Patimat Serajutdin Abakarova (born 23 October 1994) is a Dagestani-born Azerbaijani taekwondo athlete. She has been playing for the Azerbaijan national team since 2013. Patimat Abakarova won a bronze medal at the 2016 Rio Olympics. At the European Championships, she won a silver medal in 2016 and a bronze in 2018. Abakarova also won bronze medals at the 3rd Islamic Solidarity Games in 2013 and the 1st European Games in 2015.

She competed at the 2016 Summer Olympics in Rio de Janeiro, in the women's 49 kg and won bronze medal.

== Biography ==
Patimat Abakarova, an ethnic Dargin, was born on October 23, 1994, in Makhachkala. At the age of 9, she went to the karate section, and three months later she moved with her family and could not attend training.

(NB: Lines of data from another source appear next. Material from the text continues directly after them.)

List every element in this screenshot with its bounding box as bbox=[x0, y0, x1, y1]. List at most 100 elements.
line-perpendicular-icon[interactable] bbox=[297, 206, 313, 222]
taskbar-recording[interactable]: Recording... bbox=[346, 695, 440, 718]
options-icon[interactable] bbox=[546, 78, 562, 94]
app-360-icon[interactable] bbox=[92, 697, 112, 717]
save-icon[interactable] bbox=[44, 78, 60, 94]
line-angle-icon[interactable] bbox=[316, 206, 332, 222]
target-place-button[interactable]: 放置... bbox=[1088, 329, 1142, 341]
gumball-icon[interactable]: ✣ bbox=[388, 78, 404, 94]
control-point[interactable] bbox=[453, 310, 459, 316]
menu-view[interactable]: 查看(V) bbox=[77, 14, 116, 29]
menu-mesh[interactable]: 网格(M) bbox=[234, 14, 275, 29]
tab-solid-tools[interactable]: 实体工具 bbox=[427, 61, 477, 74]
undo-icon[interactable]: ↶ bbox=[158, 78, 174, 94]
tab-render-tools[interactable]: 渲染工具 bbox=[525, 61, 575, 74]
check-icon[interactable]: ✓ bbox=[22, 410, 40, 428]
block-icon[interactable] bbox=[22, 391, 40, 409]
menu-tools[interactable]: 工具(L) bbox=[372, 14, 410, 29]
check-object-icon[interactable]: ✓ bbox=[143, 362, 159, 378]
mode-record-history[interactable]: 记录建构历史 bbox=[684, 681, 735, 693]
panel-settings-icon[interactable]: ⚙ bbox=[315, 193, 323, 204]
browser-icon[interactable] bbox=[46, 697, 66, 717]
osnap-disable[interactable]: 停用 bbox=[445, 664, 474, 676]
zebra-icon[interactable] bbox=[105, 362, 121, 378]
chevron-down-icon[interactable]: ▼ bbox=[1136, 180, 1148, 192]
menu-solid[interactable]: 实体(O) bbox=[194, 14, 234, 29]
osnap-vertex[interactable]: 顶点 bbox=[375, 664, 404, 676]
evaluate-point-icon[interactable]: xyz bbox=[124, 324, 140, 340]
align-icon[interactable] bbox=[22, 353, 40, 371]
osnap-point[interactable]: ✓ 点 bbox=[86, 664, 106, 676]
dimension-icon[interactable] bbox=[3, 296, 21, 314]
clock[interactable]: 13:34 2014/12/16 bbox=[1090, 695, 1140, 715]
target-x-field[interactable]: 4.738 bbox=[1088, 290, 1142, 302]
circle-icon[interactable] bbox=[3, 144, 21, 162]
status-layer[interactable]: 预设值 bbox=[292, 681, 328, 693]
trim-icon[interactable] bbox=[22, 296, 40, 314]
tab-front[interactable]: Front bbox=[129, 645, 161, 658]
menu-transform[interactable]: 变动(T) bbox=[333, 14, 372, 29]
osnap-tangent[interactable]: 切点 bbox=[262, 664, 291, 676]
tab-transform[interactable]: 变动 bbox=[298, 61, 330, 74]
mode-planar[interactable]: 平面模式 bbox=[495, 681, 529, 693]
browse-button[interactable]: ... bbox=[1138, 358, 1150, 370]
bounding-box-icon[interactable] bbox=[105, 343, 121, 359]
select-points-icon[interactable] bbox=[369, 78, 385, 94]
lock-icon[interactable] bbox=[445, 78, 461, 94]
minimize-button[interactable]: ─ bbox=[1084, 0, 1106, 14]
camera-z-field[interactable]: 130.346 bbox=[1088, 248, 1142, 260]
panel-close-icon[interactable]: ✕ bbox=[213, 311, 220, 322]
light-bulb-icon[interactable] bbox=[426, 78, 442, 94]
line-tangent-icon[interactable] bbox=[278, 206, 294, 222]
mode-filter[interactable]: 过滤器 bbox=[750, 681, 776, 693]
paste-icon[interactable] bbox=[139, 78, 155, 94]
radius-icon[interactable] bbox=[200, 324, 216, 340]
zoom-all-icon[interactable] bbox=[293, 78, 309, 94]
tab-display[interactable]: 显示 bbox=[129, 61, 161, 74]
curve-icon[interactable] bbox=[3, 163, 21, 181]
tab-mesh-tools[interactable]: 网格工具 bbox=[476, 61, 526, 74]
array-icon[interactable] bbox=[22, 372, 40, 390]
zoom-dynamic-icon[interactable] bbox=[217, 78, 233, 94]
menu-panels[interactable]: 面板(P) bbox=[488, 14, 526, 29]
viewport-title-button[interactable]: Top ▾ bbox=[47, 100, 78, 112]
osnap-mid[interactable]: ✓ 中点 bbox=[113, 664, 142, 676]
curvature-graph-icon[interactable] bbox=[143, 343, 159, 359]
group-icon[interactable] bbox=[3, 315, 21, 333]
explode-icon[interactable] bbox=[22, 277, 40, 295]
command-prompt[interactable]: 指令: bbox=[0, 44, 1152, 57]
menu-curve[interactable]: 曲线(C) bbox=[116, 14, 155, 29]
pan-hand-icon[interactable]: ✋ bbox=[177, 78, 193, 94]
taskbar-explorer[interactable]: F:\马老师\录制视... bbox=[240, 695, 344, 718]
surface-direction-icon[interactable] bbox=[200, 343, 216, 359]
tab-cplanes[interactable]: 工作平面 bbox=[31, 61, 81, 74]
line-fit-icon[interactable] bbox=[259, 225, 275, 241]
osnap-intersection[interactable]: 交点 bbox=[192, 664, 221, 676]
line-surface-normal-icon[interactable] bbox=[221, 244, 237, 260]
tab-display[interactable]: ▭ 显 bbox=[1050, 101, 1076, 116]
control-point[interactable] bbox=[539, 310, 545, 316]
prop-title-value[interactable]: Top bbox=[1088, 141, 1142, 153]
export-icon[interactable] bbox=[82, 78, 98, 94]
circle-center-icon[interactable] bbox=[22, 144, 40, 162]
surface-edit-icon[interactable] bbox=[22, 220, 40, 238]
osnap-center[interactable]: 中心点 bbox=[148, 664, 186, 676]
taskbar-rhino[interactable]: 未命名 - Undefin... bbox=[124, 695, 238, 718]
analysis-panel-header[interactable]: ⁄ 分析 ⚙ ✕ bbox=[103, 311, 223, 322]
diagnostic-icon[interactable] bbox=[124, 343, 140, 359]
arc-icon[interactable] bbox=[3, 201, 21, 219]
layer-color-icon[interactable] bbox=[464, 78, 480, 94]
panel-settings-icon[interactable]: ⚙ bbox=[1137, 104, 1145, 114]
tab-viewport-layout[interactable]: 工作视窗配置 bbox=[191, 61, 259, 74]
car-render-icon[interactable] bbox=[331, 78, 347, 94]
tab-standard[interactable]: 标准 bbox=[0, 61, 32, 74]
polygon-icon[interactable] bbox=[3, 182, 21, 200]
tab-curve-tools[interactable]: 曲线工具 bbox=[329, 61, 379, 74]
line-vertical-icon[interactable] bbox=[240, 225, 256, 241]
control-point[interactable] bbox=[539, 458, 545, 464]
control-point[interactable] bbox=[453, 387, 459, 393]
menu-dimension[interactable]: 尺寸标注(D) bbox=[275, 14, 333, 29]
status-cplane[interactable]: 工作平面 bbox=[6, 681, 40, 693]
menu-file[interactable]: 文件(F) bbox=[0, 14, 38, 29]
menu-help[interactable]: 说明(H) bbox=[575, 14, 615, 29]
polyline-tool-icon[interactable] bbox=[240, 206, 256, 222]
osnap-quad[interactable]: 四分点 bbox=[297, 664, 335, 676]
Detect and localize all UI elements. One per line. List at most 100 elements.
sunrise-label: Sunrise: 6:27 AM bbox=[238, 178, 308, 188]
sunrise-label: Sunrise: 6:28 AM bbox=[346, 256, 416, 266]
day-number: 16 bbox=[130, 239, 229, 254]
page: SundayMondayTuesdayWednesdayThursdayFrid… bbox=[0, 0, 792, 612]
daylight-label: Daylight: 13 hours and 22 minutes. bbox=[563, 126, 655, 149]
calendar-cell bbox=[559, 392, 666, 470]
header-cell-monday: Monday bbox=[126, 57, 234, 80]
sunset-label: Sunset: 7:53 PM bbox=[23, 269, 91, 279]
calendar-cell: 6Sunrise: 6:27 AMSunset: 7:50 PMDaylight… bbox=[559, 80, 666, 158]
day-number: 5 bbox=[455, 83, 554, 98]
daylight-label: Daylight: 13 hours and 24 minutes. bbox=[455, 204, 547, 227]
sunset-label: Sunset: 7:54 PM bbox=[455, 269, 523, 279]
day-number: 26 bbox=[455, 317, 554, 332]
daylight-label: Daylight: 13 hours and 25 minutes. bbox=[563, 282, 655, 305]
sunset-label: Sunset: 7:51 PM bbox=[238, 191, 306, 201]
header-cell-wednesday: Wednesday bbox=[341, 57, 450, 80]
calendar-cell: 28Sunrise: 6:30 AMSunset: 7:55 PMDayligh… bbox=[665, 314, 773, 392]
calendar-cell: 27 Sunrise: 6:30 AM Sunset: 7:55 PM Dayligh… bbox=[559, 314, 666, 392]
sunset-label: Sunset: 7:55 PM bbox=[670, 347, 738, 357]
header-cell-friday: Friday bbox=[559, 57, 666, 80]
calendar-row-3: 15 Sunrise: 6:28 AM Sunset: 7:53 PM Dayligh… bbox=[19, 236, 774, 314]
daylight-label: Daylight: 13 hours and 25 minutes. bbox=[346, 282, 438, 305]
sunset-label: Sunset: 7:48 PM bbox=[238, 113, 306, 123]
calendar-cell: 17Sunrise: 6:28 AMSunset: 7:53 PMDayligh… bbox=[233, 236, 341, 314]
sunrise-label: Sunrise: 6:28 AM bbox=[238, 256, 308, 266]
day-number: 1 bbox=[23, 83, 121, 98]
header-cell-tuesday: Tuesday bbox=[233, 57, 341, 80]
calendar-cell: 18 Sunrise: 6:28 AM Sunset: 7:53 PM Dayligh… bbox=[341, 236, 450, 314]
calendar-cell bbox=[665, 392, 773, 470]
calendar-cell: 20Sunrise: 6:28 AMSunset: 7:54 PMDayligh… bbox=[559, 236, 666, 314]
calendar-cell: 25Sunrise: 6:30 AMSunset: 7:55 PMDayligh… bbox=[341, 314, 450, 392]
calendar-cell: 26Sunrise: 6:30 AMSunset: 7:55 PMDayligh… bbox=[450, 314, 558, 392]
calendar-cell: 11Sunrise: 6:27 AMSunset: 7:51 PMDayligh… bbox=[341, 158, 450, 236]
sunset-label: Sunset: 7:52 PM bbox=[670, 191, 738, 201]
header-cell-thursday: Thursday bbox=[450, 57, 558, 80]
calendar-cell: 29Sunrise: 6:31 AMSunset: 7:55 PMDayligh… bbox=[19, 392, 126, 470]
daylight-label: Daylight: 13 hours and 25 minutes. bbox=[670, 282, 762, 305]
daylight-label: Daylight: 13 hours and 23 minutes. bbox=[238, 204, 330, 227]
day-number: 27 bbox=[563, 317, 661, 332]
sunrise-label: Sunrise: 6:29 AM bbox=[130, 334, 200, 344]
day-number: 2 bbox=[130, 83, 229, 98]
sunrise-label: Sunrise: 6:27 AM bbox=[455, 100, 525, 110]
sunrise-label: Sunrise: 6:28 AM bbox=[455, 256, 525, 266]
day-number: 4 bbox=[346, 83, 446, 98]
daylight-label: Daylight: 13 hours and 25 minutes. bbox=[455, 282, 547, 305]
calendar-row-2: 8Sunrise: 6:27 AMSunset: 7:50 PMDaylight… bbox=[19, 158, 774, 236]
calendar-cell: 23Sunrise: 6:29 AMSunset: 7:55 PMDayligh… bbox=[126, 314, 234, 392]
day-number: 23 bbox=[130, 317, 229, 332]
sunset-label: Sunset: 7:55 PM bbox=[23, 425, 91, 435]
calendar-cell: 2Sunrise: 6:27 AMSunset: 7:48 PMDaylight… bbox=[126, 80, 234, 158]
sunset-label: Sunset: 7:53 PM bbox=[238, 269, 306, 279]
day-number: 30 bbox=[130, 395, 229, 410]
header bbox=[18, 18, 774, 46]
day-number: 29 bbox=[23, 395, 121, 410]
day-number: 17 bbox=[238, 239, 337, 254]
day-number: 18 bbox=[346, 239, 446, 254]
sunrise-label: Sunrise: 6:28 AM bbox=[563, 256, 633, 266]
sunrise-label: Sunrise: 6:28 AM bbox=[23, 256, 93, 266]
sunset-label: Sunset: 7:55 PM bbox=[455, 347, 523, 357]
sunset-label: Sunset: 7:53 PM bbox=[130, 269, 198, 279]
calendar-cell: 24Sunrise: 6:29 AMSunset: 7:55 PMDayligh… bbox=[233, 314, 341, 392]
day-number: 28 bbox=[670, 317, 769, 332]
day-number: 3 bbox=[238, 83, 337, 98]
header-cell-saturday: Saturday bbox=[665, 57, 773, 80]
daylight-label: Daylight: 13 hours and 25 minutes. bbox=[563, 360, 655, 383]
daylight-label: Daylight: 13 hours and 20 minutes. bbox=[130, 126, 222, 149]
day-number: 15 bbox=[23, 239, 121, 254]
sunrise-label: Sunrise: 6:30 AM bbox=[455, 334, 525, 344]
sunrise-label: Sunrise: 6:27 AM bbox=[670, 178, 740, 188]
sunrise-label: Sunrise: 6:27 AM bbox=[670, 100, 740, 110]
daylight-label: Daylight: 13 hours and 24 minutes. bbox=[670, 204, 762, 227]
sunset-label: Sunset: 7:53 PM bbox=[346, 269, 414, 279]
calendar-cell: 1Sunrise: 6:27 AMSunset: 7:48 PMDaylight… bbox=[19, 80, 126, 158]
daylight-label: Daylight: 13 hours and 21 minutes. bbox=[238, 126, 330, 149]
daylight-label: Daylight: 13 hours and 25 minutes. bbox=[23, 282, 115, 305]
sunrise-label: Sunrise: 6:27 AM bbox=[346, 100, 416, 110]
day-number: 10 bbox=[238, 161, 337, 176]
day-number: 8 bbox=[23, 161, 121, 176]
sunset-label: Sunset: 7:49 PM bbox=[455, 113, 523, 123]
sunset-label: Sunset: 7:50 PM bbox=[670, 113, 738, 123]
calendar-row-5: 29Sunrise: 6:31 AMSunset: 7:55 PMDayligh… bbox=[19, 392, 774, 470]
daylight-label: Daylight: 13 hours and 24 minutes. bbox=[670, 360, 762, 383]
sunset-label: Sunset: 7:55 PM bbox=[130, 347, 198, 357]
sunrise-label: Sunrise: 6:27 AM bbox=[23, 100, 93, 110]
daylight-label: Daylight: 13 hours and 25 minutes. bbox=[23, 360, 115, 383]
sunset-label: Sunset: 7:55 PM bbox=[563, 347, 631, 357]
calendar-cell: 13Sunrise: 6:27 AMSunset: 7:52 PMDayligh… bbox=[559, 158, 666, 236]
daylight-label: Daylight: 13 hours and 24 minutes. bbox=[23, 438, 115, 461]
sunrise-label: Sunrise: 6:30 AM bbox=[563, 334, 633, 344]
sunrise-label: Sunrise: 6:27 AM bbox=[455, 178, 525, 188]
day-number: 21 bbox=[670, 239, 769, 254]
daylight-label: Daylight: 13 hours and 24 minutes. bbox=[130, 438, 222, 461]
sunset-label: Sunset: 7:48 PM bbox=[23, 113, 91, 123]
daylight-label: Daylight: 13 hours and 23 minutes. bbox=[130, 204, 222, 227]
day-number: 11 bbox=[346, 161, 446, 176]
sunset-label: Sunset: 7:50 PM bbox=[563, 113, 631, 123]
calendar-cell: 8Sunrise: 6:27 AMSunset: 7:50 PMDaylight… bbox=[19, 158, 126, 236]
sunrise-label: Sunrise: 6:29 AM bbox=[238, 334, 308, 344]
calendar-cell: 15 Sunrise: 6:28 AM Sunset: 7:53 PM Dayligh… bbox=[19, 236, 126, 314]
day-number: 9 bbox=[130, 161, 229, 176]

Nevertheless, near the new place of residence - in the 38th school of Makhachkala - taekwondo classes were held by coach Ismail Ismailov, under whose supervision Abakarova began to practice taekwondo. Soon the team moved to the new Martial Arts Center, which Abakarova still attends.
In 2013, the Azerbaijan Taekwondo Federation offered Abakarova to perform at the domestic championship of Azerbaijan, in which Abakarova took first place. Soon Patimat was invited to the training camp. She was looked at by the coaching staff of the national team, by the decision of which Abakarova was offered to compete for Azerbaijan.
In June 2015, she took part in the first European Games in Baku, where she took third place. On June 29, President of Azerbaijan Ilham Aliyev signed orders to award the winners of the first European Games and persons who made a great contribution to the development of sports in Azerbaijan. Patimat Abakarova was awarded the Progress medal for her great achievements at the first European Games and her contribution to the development of sports in Azerbaijan.
In 2016, at the European Olympic Qualification Tournament, held in Istanbul, she took first place, having received a ticket to the Olympic Games in Rio de Janeiro. In the same year, she became the silver medalist of the European Championship, held in Montreux, Switzerland, losing in the final to Tatyana Kudashova from Russia. She won a bronze medal at the 2016 Summer Olympics.